Dank an Lady Charena fürs Beta.
„Sie haben was nicht?“ Jupp
Schatz starrte die junge Frau hinter der Rezeption wütend an.
„Es tut mir sehr Leid, Herr Schatz.“ Die
Blondine in der adretten Uniform lächelte entschuldigend. „Ihr Name steht tatsächlich auf der Liste der Seminarteilnehmer.“ Sie schob
ihm zum Beweis einen Zettel über den Tresen. „Aber irgendwie ist vergessen
worden, für Sie auch ein Zimmer zu reservieren.“
„Es tut mir wirklich sehr Leid“,
wiederholte sie noch einmal.
„Schon gut, geben Sie mir einfach
irgendein Zimmer“, sagte Jupp. „Ich bin nicht wählerisch.“
„Es tut mir wirklich sehr L...“, begann
die Rezeptionistin erneut. Als ihr bewusst wurde, dass sie
sich schon wieder wiederholte, unterbrach sie sich.
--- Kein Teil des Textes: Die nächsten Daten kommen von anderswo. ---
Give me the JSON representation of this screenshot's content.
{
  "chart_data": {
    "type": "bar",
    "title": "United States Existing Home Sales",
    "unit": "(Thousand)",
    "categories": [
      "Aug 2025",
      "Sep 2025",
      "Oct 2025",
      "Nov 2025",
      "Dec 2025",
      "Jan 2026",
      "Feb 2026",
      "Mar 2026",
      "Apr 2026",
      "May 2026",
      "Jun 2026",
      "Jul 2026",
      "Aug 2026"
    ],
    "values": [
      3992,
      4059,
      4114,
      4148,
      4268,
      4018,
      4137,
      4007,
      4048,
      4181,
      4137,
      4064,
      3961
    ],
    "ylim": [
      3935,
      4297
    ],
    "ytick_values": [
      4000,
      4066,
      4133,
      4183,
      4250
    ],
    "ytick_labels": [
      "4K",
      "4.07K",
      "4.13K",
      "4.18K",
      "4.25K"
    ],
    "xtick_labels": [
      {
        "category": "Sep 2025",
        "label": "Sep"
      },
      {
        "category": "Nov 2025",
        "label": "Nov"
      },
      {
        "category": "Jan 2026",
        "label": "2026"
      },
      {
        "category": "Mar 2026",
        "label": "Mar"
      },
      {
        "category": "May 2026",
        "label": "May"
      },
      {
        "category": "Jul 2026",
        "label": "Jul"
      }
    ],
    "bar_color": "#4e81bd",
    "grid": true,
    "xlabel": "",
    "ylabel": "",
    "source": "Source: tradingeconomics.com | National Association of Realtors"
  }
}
Entschuldigend lächelte sie Jupp an. „Wir sind ausgebucht.“
„Dann suchen Sie mir halt ein Hotel in
der Nähe“, erwiderte Jupp ungehalten. Was für eine Schlamperei war das denn
hier?
Die Rezeptionistin schüttelte bedauernd den Kopf. „Es ist Hannover-Messe. Sie werden in der ganzen Stadt kein freies Zimmer
finden, fürchte ich.“
„Na prima, schlaf ich halt auf der
Parkbank“, meinte Jupp sarkastisch. Er hatte es ja gewusst,
dass dieses Seminar nur im Desaster enden konnte. Wer fuhr schon ausgerechnet nach Hannover zur Weiterbildung? Als
könnten die Provinzler hier ihm noch etwas beibringen. Aber die Westpfahl hatte
darauf bestanden, dass er teilnahm. „Erweitern
Sie doch mal Ihren Horizont, Herr Schatz“, sagte sie, als sie ihm die
Unterlagen auf den Schreibtisch warf. Und leider war kein Fall
aufgetaucht, der es notwendig machte, dass er in Köln blieb. Wie immer, wenn man dringend einen brauchte, war keiner da, aber wenn man
eigentlich keine Zeit hatte, dann natürlich...
„Können Sie denn nicht mit einem Ihrer
Kollegen das Zimmer teilen?“, fragte die Rezeptionistin.
„Sie sind gut, ich kenne ja keinen von
denen“, erwiderte Jupp.
„Du kannst bei mir schlafen, Jupp.“
Jupp fuhr herum, als plötzlich hinter ihm eine Stimme
erklang. Er kannte sie genau, doch sie war die
letzte, die er erwartet hatte, hier und jetzt zu hören.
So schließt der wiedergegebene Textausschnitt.